[MM3-users] Re: Race condition when mass subscribing same email addresses to two lists?

Oct. 28, 2021

      ...
On Oct 28, 2021, at 6:46 AM, Stephen J. Turnbull <stephenjturnbull@gmail.com> wrote:
Alan So writes:
...

Create two lists with default setting
Prepare a list of 1000 fresh email addresses not added to the
system before
Mass subscribe both lists of these 1000 email addresses around
the same time with all three Pre (confirm, approved, verified)
checked
[...]
(psycopg2.errors.UniqueViolation) duplicate key value violates
unique constraint "ix_address_email"
DETAIL:  Key (email)=(testemail999@example.com) already exists.

I think there's some kind of race condition.  I would bet it's in
Mailman core, not in the RDMBS code or the ORM.  The process is

Check if the address is known.
If yes:
a.  Get the address's user.
b.  Add the subscription pair (address, list) to the user.
c.  Add the address to the list.
If no:
a.  Create the address object.
b.  Create a user for the address, and link them together.
c.  Add the subscription pair (address, list) to the user.
d.  Add the address to the list.

Each line is a separate database query, I suspect, so the race is
between 1 and 3a.  If two requests for the same new address arrive at
the "same" time, both will try to create the address, only one can
succeed.
I guess we should catch the error and retry.  Raising and handling
exceptions in Python is relatively slow, so even in your well
constructed worst case, this shouldn't happen on every address, so I
don't think having a separate queue or putting the whole thing in a
transaction would be better.  If you still have the log, I'd be
curious to know how many unique errors you got.
So, at this point, the mass subscribe feature will call the API once for
each address. Each REST call in Core is wrapped in a transaction, so
when one address is already created by a separate web worker, it
will fail the transaction when others try to create.
I am not sure if we have an easy way to handle this kind of races. From
the purposes of the API code, they both were able to successfully subscribe
the user and create the address but the database rejected the changes
from being committed and transaction was rolled back as it violated the
constraints. By the time this exception is raised, the entire API code is
done executing, so where do handle the psycopg2.errors.UniqueViolation
exception is a big question.
With the multiprocessing model of runners and multiple web workers,
this kind of situation is basically what we would want where the integrity
of the database is preserved by constraints we put in the table definitions
and the runners/web workers can continue to work assuming they have
the full control of the database without separately synchronizing with
each other.
The code for this lives here1, which subscribes a new address to a
mailing list.
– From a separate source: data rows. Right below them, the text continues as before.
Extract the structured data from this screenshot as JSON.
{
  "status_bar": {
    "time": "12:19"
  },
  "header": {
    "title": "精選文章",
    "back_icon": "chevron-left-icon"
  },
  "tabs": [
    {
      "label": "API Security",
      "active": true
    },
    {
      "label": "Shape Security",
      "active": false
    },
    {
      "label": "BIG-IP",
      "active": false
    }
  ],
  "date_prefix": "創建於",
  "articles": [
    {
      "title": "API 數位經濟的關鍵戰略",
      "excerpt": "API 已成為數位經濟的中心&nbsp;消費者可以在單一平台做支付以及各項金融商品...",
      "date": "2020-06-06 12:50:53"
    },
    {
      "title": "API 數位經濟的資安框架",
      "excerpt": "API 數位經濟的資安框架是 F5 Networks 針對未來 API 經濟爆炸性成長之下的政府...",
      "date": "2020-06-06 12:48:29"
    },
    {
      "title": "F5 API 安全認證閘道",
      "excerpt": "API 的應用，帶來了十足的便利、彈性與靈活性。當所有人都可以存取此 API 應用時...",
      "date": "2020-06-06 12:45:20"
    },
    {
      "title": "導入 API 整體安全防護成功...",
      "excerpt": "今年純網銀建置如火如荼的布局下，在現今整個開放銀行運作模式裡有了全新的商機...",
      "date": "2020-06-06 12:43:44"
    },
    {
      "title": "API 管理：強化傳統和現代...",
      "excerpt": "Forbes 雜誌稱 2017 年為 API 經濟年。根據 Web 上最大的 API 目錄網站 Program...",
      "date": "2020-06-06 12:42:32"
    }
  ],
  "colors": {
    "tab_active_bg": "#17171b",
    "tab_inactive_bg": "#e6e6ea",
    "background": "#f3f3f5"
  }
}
It is the POST /3.1/members endpoint handler in API.
This is how we wrap every call to the WSGI app, i.e. each API call into
a transaction2.
Being able to prevent this kind of race condition is difficult if we want
to continue the support for multiple web workers for performance. I’ll
think more about how we can re-try on such errors though. It could
be either a client side re-try if we can figure out a way to signal the
client that this error was re-tryable.
Whether or not we are able to translate a UniqueViolation directly into
a retryable error code for Client really depends on whether there is
code in Core that relies on EAFP from database for functioning correctly,
since in those situations, the error, if raised, wouldn’t really be re-tryable
IMO. Fun problem to solve!
A pretty obvious workaround is to subscribed users serially instead of
parallell.
--
thanks,
Abhilash Raj (maxking)